For snp, the k8s-policy-hard-coded.bats test keeps failing. Looks like the pods aren't starting. I think this is probably unrelated, but I'd like to troubleshoot and diagnose a bit further. The nightly CI seems to be passing fine.
Do you think a rebase may help here?
For snp, the
k8s-policy-hard-coded.batstest keeps failing. Looks like the pods aren't starting. I think this is probably unrelated, but I'd like to troubleshoot and diagnose a bit further. The nightly CI seems to be passing fine.
What happened here was that the PR was rebased before the commit adding the test was added, and at that time the SNP CI was broken, with failures happening even before starting the tests. You guys fixed the issue there, but meanwhile the test you mentioned was merged, and the auto-rebase would pick that up as part of the tests to run, and then we ended up with that test failing.

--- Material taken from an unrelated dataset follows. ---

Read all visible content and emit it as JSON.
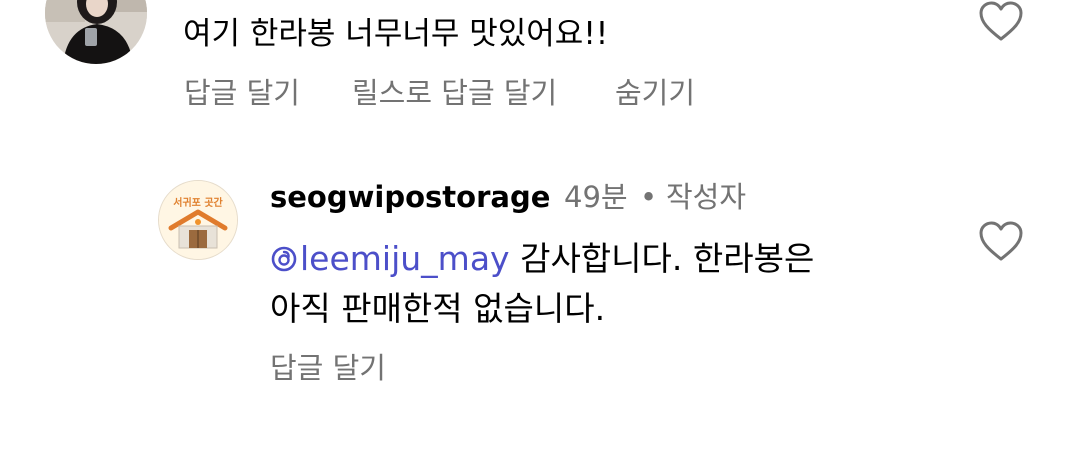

I've rebased now, and this should give us a green CI everywhere.
For snp, the
k8s-policy-hard-coded.batstest keeps failing. Looks like the pods aren't starting. I think this is probably unrelated, but I'd like to troubleshoot and diagnose a bit further. The nightly CI seems to be passing fine.What happened here was that the PR was rebased before the commit adding the test was added, and at that time the SNP CI was broken, with failures happening even before starting the tests. You guys fixed the issue there, but meanwhile the test you mentioned was merged, and the auto-rebase would pick that up as part of the tests to run, and then we ended up with that test failing.
I've rebased now, and this should give us a green CI everywhere.
Great. Thanks for explaining that. I was a bit confused. Approving.